In the icy waste of Siachen Glacier, one Indian soldier dies every month due to the extreme weather. Besides loss of lives, the cost of maintaining soldiers at such high altitude runs into millions of dollars for both India and Pakistan. They can’t afford the costs of this useless war and it is high time their political and military leaders realize this.
A recent avalanche on the Siachen Glacier that engulfed an Indian military post claimed the lives of ten Indian soldiers. The tragedy has underscored the enormous human, material and financial costs that India and Pakistan are incurring by keeping their soldiers deployed in this brutal battlefield.

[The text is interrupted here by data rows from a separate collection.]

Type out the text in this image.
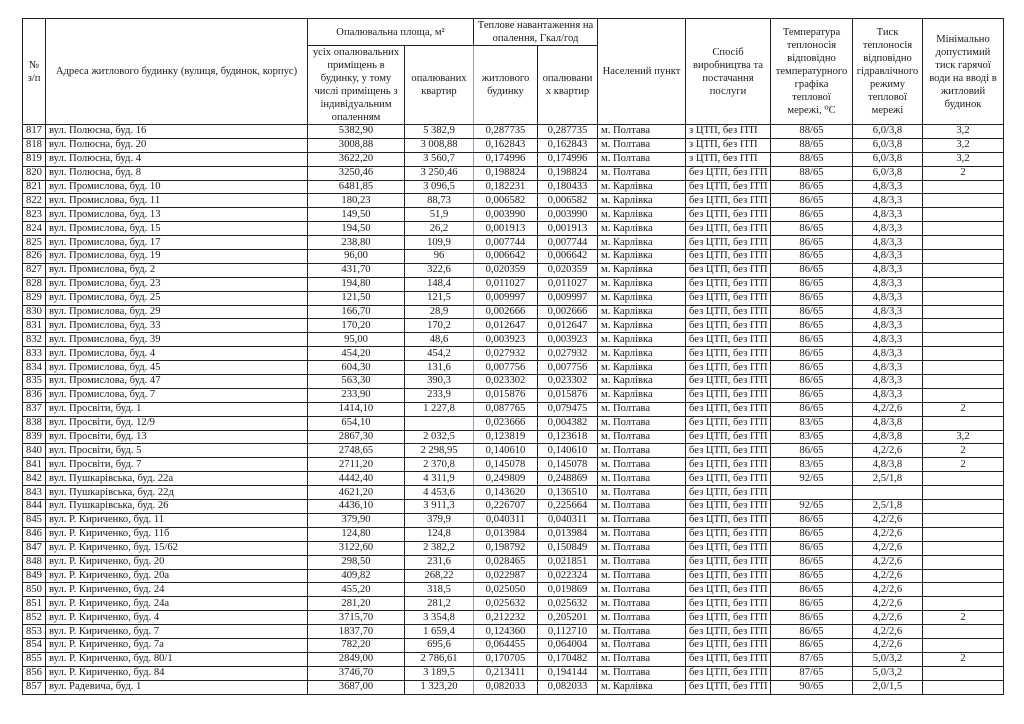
№ з/п	Адреса житлового будинку (вулиця, будинок, корпус)	Опалювальна площа, м²		Теплове навантаження на опалення, Гкал/год		Населений пункт	Спосіб виробництва та постачання послуги	Температура теплоносія відповідно температурного графіка теплової мережі, ⁰С	Тиск теплоносія відповідно гідравлічного режиму теплової мережі	Мінімально допустимий тиск гарячої води на вводі в житловий будинок
		усіх опалювальних приміщень в будинку, у тому числі приміщень з індивідуальним опаленням	опалюваних квартир	житлового будинку	опалювани х квартир					
817	вул. Полюсна, буд. 16	5382,90	5 382,9	0,287735	0,287735	м. Полтава	з ЦТП, без ІТП	88/65	6,0/3,8	3,2
818	вул. Полюсна, буд. 20	3008,88	3 008,88	0,162843	0,162843	м. Полтава	з ЦТП, без ІТП	88/65	6,0/3,8	3,2
819	вул. Полюсна, буд. 4	3622,20	3 560,7	0,174996	0,174996	м. Полтава	з ЦТП, без ІТП	88/65	6,0/3,8	3,2
820	вул. Полюсна, буд. 8	3250,46	3 250,46	0,198824	0,198824	м. Полтава	без ЦТП, без ІТП	88/65	6,0/3,8	2
821	вул. Промислова, буд. 10	6481,85	3 096,5	0,182231	0,180433	м. Карлівка	без ЦТП, без ІТП	86/65	4,8/3,3	
822	вул. Промислова, буд. 11	180,23	88,73	0,006582	0,006582	м. Карлівка	без ЦТП, без ІТП	86/65	4,8/3,3	
823	вул. Промислова, буд. 13	149,50	51,9	0,003990	0,003990	м. Карлівка	без ЦТП, без ІТП	86/65	4,8/3,3	
824	вул. Промислова, буд. 15	194,50	26,2	0,001913	0,001913	м. Карлівка	без ЦТП, без ІТП	86/65	4,8/3,3	
825	вул. Промислова, буд. 17	238,80	109,9	0,007744	0,007744	м. Карлівка	без ЦТП, без ІТП	86/65	4,8/3,3	
826	вул. Промислова, буд. 19	96,00	96	0,006642	0,006642	м. Карлівка	без ЦТП, без ІТП	86/65	4,8/3,3	
827	вул. Промислова, буд. 2	431,70	322,6	0,020359	0,020359	м. Карлівка	без ЦТП, без ІТП	86/65	4,8/3,3	
828	вул. Промислова, буд. 23	194,80	148,4	0,011027	0,011027	м. Карлівка	без ЦТП, без ІТП	86/65	4,8/3,3	
829	вул. Промислова, буд. 25	121,50	121,5	0,009997	0,009997	м. Карлівка	без ЦТП, без ІТП	86/65	4,8/3,3	
830	вул. Промислова, буд. 29	166,70	28,9	0,002666	0,002666	м. Карлівка	без ЦТП, без ІТП	86/65	4,8/3,3	
831	вул. Промислова, буд. 33	170,20	170,2	0,012647	0,012647	м. Карлівка	без ЦТП, без ІТП	86/65	4,8/3,3	
832	вул. Промислова, буд. 39	95,00	48,6	0,003923	0,003923	м. Карлівка	без ЦТП, без ІТП	86/65	4,8/3,3	
833	вул. Промислова, буд. 4	454,20	454,2	0,027932	0,027932	м. Карлівка	без ЦТП, без ІТП	86/65	4,8/3,3	
834	вул. Промислова, буд. 45	604,30	131,6	0,007756	0,007756	м. Карлівка	без ЦТП, без ІТП	86/65	4,8/3,3	
835	вул. Промислова, буд. 47	563,30	390,3	0,023302	0,023302	м. Карлівка	без ЦТП, без ІТП	86/65	4,8/3,3	
836	вул. Промислова, буд. 7	233,90	233,9	0,015876	0,015876	м. Карлівка	без ЦТП, без ІТП	86/65	4,8/3,3	
837	вул. Просвіти, буд. 1	1414,10	1 227,8	0,087765	0,079475	м. Полтава	без ЦТП, без ІТП	86/65	4,2/2,6	2
838	вул. Просвіти, буд. 12/9	654,10		0,023666	0,004382	м. Полтава	без ЦТП, без ІТП	83/65	4,8/3,8	
839	вул. Просвіти, буд. 13	2867,30	2 032,5	0,123819	0,123618	м. Полтава	без ЦТП, без ІТП	83/65	4,8/3,8	3,2
840	вул. Просвіти, буд. 5	2748,65	2 298,95	0,140610	0,140610	м. Полтава	без ЦТП, без ІТП	86/65	4,2/2,6	2
841	вул. Просвіти, буд. 7	2711,20	2 370,8	0,145078	0,145078	м. Полтава	без ЦТП, без ІТП	83/65	4,8/3,8	2
842	вул. Пушкарівська, буд. 22а	4442,40	4 311,9	0,249809	0,248869	м. Полтава	без ЦТП, без ІТП	92/65	2,5/1,8	
843	вул. Пушкарівська, буд. 22д	4621,20	4 453,6	0,143620	0,136510	м. Полтава	без ЦТП, без ІТП			
844	вул. Пушкарівська, буд. 26	4436,10	3 911,3	0,226707	0,225664	м. Полтава	без ЦТП, без ІТП	92/65	2,5/1,8	
845	вул. Р. Кириченко, буд. 11	379,90	379,9	0,040311	0,040311	м. Полтава	без ЦТП, без ІТП	86/65	4,2/2,6	
846	вул. Р. Кириченко, буд. 11б	124,80	124,8	0,013984	0,013984	м. Полтава	без ЦТП, без ІТП	86/65	4,2/2,6	
847	вул. Р. Кириченко, буд. 15/62	3122,60	2 382,2	0,198792	0,150849	м. Полтава	без ЦТП, без ІТП	86/65	4,2/2,6	
848	вул. Р. Кириченко, буд. 20	298,50	231,6	0,028465	0,021851	м. Полтава	без ЦТП, без ІТП	86/65	4,2/2,6	
849	вул. Р. Кириченко, буд. 20а	409,82	268,22	0,022987	0,022324	м. Полтава	без ЦТП, без ІТП	86/65	4,2/2,6	
850	вул. Р. Кириченко, буд. 24	455,20	318,5	0,025050	0,019869	м. Полтава	без ЦТП, без ІТП	86/65	4,2/2,6	
851	вул. Р. Кириченко, буд. 24а	281,20	281,2	0,025632	0,025632	м. Полтава	без ЦТП, без ІТП	86/65	4,2/2,6	
852	вул. Р. Кириченко, буд. 4	3715,70	3 354,8	0,212232	0,205201	м. Полтава	без ЦТП, без ІТП	86/65	4,2/2,6	2
853	вул. Р. Кириченко, буд. 7	1837,70	1 659,4	0,124360	0,112710	м. Полтава	без ЦТП, без ІТП	86/65	4,2/2,6	
854	вул. Р. Кириченко, буд. 7а	782,20	695,6	0,064455	0,064004	м. Полтава	без ЦТП, без ІТП	86/65	4,2/2,6	
855	вул. Р. Кириченко, буд. 80/1	2849,00	2 786,61	0,170705	0,170482	м. Полтава	без ЦТП, без ІТП	87/65	5,0/3,2	2
856	вул. Р. Кириченко, буд. 84	3746,70	3 189,5	0,213411	0,194144	м. Полтава	без ЦТП, без ІТП	87/65	5,0/3,2	
857	вул. Радевича, буд. 1	3687,00	1 323,20	0,082033	0,082033	м. Карлівка	без ЦТП, без ІТП	90/65	2,0/1,5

The Siachen Glacier lies at the tri-junction of India, Pakistan and China. It overlooks the strategic Karakoram Pass. Neither the 1948 ceasefire line nor the 1972 Simla Agreement provided clarity on where the border runs in the Siachen region.
In 1984, anticipating a Pakistani assault on the Siachen, India moved swiftly to take control of the glacier. Since then, the Siachen has emerged an important bone of contention between the two countries. The Actual Ground Position Line (AGPL) separates the positions of the two sides in the Siachen region.
Since 1984, India and Pakistan have deployed troops in the area and have fought bloody battles over it, earning the glacier the title of the ‘world’s highest battlefield.’
Since November 2003, when a ceasefire took effect along the India-Pakistan international border, the line of control and the AGPL, the exchange of fire at the Siachen has stopped. The guns are silent. Yet the Siachen continues to claim lives.
Figures of fatalities show that its treacherous environment is more deadly than enemy fire. Just a fifth of the 883 Indian soldiers said to have been killed in the Siachen over the past 32 years fell to Pakistani bullets. Nature’s fury and medical problems killed the rest.
The Siachen Glacier is an icy wasteland where temperatures drop to minus 40 degrees Celsius and blizzards are known to touch speeds of 300 kilometers per hour. The glacier lies at an altitude of around 5,400 meters. Survival at this height is extremely difficult as the air is sparse. High altitude pulmonary and cerebral edemas are common among soldiers deployed at the Siachen Glacier.
Pakistan too has suffered heavily in the Siachen. In 2012, an avalanche buried its army base in Gyari, killing 129 soldiers and 11 civilians.
Besides the death toll is the economic cost of maintaining soldiers at this altitude. While neither India nor Pakistan has made public the financial costs of deployment in the Siachen – India bears a larger burden as it has deployed at higher altitudes – current estimates indicate that this may be around $1 million per day.
Not surprisingly, there are sections in India and Pakistan that are calling on both countries to withdraw troops from the Siachen Glacier. Among these are former military personnel who have served in the Siachen. Some of them insist that the glacier has no strategic value for India; hence a pullout is not a major risk.
Others insist that India should not fritter away the advantage it has in the region. After all it is in control of not only the glacier but also the Saltoro Ridge to its west. Withdrawing from the Siachen would be a big blunder, they argue, as Pakistan will quickly occupy the heights when India pulls out its troops from the area. In the circumstances, a demilitarization of the glacier would be disastrous for India.
India and Pakistan have been seeking a negotiated solution to the Siachen conflict and are believed to have been on the brink of settling it in 1989.
However, governments in both countries developed cold feet and chickened out.
The Siachen conflict is among the issues that figure in the bilateral composite dialogue. It is often described as a “low hanging fruit” that is within reach of a solution should India and Pakistan decide to resolve their many disputes.
However, is the Siachen conflict really that easy to settle? Yes, say the peaceniks pointing to the 1989 deal that is apparently only waiting for signatures.
The problem is that since 1989, much has changed in the India-Pakistan relationship.
That was the year when Pakistan’s backing of the militancy in the Indian state of Jammu and Kashmir ignited an insurgency in the state. Since then Pakistan’s support to terrorist groups has expanded to include those carrying out attacks in other parts of India.
Besides, its military intrusion at Kargil in 1999 severely eroded trust between the two countries. In the circumstances, it is difficult for India to withdraw its troops from the Siachen.
But it is not impossible, says an Indian army officer who was posted in the Siachen in the 1990s. He suggests that the two sides need to jointly demarcate the AGPL on the ground and in maps, and put in place steps for joint verification and monitoring.
Importantly, it will require both sides to admit they cannot afford the costs of this useless war. That wisdom is yet to dawn on the political and military establishments of the two countries.